Il tutto, per dirne una, mentre i responsabili – la Fondazione? il Comitato Organizzatore? le due Regioni? le diverse città coinvolte? – non hanno ancora sciolto il rebus su dove far svolgere le gare di Pattinaggio (senza escludere un mortificante ritorno all’Oval di Torino …), pur dopo aver tenuto duro sul rifacimento della pista Monti a Cortina: cifra di partenza per gli incolpevoli contribuenti fissata a 85 milioni. Vedremo all’arrivo.

In sintesi, tutto ancora affidato alle intenzioni e segnatamente al “sogno”. Quelli antipatici e disfattisti che hanno colpevolmente memoria ricordano che l’assegnazione dei XXV Giochi Invernali a Milano-Cortina (dopo il fallimento del ticket Milano-Torino, presidente della Lombardia era ancora il compianto Roberto Maroni) data dal 24 Giugno 2019. La foto di gruppo mostra lo sfrenato giubilo di quel giorno, dove appare anche l’attuale ministro delle finanze Giancarlo Giorgetti (alla cui porta oggi bussano in molti). Sono trascorsi quasi quattro anni, ma siamo ancora ai progetti. Ciò detto, continuiamo pure a sognare, …


IL COMPLOTTO CHE NON T’ASPETTI

A darne notizia per primo è stato il quotidiano in lingua tedesca Tageszeitung sotto un titolo lapidario: “Komplott in Archive” (24 Marzo 2023). In soldoni, la Procura di Bolzano – nella fattispecie il PM Igor Secco – era chiamata a pronunciarsi su due aspetti della vicenda, sui quali il GIP Walter Pelino – lo stesso che aveva archiviato l’indagine a carico di Alex Schwazer – aveva chiesto un supplemento di indagini: la manomissione delle provette di urine del marciatore e la produzione di prove false da parte dei soggetti internazionali, WADA ed ex-IAAF. Ora si apprende che il giudice Secco ha stabilito che “non ci fossero gli estremi per procedere”, archiviando i due nuovi filoni. Fine? L’esperienza consiglierebbe prudenza.

Ma allo stato dell’arte, pare così posta (finalmente verrebbe da dire, …) una pietra tombale sulla questione doping che – per oltre un decennio – ha visto sotto i riflettori il marciatore Alex Schwazer. Tra le peggiori vicende, se non proprio la peggiore, che nello sport ha segnato questo secolo (calcio a parte, of course). Con schieramenti ferocemente contrapposti tra innocentisti (per la verità in schiacciante maggioranza, compresi i vertici dello sport nazionale imprudentemente a favore, e i più diffusi organi di informazione: partito molto variegato al quale, tra gli ultimi, s’era iscritta perfino la scrittrice Susanna Tamaro, tanto per fare un nome a caso) e convinti colpevolisti.

Uno scontro costruito più sui media che sull’opinione pubblica, un gigantesco tricacarne giudiziario nel quale sono rimasti incolpevolmente incastrati tre professionisti, accusati semplicemente di aver fatto bene il loro lavoro, e che nessuno mai risarcirà delle angosce e delle tensioni con cui hanno dovuto convivere per anni. Per tacere delle importanti somme di denaro che è costata loro la difesa nelle aule del tribunale di Bolzano. Ed a proposito di denaro, chissà quanto è ulteriormente costato al contribuente questo nuovo lungo supplemento di indagini.

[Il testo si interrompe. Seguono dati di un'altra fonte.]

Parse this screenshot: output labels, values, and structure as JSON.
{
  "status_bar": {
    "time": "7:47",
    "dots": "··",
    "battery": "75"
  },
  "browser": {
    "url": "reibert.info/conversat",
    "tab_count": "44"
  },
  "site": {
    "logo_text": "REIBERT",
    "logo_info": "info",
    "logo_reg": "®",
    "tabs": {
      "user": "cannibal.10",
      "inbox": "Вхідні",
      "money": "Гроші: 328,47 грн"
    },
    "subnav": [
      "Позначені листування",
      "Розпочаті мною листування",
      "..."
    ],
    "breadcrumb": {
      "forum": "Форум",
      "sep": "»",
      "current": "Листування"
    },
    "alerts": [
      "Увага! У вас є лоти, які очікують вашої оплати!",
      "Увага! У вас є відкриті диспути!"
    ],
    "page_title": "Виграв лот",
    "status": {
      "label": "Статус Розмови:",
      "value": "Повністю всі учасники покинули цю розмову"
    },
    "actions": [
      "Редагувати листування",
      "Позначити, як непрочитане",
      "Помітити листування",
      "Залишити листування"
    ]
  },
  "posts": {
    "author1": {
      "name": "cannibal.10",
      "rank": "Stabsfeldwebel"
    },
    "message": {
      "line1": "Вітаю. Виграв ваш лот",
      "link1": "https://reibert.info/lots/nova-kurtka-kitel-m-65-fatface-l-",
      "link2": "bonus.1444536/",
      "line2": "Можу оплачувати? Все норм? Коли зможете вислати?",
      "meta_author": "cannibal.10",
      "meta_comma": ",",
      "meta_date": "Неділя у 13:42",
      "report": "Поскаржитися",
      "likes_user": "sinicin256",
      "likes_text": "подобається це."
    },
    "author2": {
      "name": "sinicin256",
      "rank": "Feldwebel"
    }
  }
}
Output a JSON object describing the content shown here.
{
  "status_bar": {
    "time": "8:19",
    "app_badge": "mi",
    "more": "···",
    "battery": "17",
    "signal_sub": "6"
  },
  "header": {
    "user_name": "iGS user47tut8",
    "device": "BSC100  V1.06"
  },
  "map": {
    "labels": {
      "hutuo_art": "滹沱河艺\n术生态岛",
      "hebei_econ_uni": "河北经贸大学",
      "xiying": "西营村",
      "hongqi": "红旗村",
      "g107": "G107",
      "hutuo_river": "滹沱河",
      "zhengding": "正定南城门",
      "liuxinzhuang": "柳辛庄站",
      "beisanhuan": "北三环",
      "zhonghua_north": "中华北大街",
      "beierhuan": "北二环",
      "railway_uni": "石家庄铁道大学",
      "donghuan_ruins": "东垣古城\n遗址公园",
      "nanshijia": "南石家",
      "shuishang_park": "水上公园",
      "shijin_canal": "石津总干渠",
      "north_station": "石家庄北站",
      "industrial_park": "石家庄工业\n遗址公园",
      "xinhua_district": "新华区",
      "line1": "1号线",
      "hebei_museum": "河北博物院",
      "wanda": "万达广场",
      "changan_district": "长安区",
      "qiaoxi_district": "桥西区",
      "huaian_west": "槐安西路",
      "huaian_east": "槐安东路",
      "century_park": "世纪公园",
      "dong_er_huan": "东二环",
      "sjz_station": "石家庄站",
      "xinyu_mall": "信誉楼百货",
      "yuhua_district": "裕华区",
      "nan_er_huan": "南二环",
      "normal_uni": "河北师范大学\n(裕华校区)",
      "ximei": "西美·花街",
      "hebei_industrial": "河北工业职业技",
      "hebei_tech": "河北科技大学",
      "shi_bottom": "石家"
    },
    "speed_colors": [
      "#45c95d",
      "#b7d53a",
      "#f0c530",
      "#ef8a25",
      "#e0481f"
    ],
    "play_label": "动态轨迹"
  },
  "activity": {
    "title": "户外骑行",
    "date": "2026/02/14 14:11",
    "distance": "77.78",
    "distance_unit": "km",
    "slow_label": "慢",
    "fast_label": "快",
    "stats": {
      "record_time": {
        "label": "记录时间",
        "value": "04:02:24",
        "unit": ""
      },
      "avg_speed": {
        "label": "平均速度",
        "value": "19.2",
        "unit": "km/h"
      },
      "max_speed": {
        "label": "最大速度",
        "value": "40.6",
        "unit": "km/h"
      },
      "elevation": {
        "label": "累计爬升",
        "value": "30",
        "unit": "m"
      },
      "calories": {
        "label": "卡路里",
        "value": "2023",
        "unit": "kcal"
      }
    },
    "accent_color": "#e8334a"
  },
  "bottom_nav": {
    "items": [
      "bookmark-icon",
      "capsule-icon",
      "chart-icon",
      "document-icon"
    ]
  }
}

L’ultima spiaggia a favore di Schwazer e di chi ne affiancava le sorti in giudizio, era quella di un “complotto” –, con WADA ed ex-IAAF chiamate sul banco degli imputati –, al quale in molti credevano o facevano finta di credere. Ora tutto questo appartiene a un fumoso passato da mandare (forse) in archivio. Resta la sgradevole sensazione che non tutto sia stato chiarito – in un pirandelliano gioco delle parti – e che, soprattutto, nessuno chiederà scusa a chi ne è stato travolto, a scapito di serenità, qualità di vita e tanti tanti quattrini.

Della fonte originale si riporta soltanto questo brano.